Demikian disampaikan Koordinator Program Nasional Greenomics Indonesia, Vanda Mutia Dewi, dalam siaran pers yang diterima di Jakarta, Rabu (6/2/2013).

Asia Pulp & Paper Group (APP) mengumumkan, terhitung sejak 1 Februari 2013, semua pemasok APP telah menangguhkan aktivitas pembukaan lahan hutan alam, hingga selesainya penilaian independen untuk mengidentifikasi area bernilai konservasi tinggi.

APP mengumumkan kebijakan perlindungan hutan pada Selasa (5/2/2013), dalam acara peluncuran laporan kemajuan triwulan kedua dari Peta Jalan Keberlanjutan APP Visi 2020 yang dikeluarkan pada Juni 2012.
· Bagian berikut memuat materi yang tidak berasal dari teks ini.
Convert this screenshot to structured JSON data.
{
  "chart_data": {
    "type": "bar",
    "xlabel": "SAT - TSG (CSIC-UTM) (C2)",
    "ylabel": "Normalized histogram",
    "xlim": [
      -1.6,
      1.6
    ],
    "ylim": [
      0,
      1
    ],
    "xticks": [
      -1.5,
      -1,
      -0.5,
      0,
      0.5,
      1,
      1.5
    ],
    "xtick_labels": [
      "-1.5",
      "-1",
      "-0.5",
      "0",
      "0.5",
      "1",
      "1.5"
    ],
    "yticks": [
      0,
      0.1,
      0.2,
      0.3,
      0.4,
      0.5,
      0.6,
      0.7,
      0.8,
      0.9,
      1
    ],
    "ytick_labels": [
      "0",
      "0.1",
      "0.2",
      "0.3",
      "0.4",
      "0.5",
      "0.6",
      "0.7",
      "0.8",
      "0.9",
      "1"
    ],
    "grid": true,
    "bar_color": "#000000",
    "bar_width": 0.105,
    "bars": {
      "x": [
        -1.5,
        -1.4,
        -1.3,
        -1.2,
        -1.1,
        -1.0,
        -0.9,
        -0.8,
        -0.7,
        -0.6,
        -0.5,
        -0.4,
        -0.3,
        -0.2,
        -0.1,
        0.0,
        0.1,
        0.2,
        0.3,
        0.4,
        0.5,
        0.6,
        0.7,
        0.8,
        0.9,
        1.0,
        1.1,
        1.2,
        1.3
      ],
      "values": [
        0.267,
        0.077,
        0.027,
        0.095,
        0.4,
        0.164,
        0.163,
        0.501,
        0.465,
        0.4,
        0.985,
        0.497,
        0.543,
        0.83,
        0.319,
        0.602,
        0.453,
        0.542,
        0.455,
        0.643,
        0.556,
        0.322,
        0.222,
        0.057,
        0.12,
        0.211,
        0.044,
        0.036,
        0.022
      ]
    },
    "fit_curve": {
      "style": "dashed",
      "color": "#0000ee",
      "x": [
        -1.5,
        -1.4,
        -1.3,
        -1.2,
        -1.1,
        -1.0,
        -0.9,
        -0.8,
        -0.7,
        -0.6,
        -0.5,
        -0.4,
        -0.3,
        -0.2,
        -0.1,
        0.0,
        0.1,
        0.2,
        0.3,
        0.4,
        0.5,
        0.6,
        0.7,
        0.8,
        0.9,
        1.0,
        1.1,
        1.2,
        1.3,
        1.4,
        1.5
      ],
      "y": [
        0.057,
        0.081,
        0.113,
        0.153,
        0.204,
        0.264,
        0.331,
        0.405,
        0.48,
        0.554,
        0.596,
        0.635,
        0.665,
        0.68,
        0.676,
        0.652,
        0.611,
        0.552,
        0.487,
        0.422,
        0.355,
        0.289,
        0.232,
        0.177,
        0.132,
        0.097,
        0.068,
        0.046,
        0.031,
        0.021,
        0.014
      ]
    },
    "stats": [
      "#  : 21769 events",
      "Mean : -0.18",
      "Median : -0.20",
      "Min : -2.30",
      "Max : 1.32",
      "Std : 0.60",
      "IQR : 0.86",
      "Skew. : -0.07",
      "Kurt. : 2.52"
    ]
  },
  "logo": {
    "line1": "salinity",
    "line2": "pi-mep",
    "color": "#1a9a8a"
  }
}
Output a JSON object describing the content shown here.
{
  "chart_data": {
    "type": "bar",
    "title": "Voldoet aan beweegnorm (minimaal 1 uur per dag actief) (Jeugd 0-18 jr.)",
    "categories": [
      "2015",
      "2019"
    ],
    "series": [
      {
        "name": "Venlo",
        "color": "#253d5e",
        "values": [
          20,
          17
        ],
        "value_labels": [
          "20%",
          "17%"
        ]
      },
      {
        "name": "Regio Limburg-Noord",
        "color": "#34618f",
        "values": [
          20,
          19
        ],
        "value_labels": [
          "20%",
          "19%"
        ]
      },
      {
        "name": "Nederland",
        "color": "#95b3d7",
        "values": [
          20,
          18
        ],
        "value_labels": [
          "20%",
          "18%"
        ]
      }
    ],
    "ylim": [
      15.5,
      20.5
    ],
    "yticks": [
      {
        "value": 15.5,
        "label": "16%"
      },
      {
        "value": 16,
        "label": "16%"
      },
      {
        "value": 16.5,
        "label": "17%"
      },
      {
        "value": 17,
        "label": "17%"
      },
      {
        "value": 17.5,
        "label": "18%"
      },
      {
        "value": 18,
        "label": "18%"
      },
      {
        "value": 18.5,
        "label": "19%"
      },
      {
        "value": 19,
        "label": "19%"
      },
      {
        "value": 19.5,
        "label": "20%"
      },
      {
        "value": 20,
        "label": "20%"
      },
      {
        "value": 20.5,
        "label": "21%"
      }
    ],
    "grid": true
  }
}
"Pengumuman ini merupakan sebuah komitmen dan investasi yang besar dari Grup APP," kata Teguh Ganda Wijaya, Pemimpin APP.

Menurut Vanda, kebijakan baru APP tersebut perlu diakui sebagai komitmen yang baik dari segi konservasi hutan dan lahan gambut, namun pihak-pihak yang terlibat dalam memformulasikan kebijakan APP itu tampak sangat lengah.

Melalui kebijakan APP itu, APP tetap dapat berekspansi untuk memperoleh izin-izin baru hutan tanaman Industri (HTI), termasuk mengakuisisi izin-izin lama seperti yang dilakukannya selama ini, sepanjang APP terus berkomitmen untuk menerapkan kebijakan konservasi hutannya tersebut. Ini merupakan kelengahan mendasar.

Greenomics menilai, aturan tentang ekspansi APP yang terdapat dalam kebijakan konservasi hutan APP tersebut terlihat tidak ketat, sangat sederhana dan tidak berimbang, jika dibandingkan dengan aturan-aturan terhadap perlindungan hutan dan lahan gambut.

Ini menunjukkan, kebijakan konservasi hutan APP tersebut tidak sensitif terhadap aspek konglomerasi lahan HTI di Indonesia, yang secara dominan hanya dikuasai oleh dua grup bisnis saja, yang terbesar adalah APP. Pihak APP mengakui, APP dan mitranya memiliki lahan HTI seluas 2,5 juta hektar.  

"Fakta hukumnya, hampir seluruh areal konsesi HTI tersebut dikendalikan dan dioperasikan oleh APP. Ada yang dimilikinya secara langsung. Ada yang diakuinya memiliki keterkaitan saham. Ada yang dikuasainya lewat kerjasama operasinal. Ada yang diperolehnya melalui hasil akusisi, termasuk mengakuisisi perusahaan BUMN kehutanan," kata Vanda.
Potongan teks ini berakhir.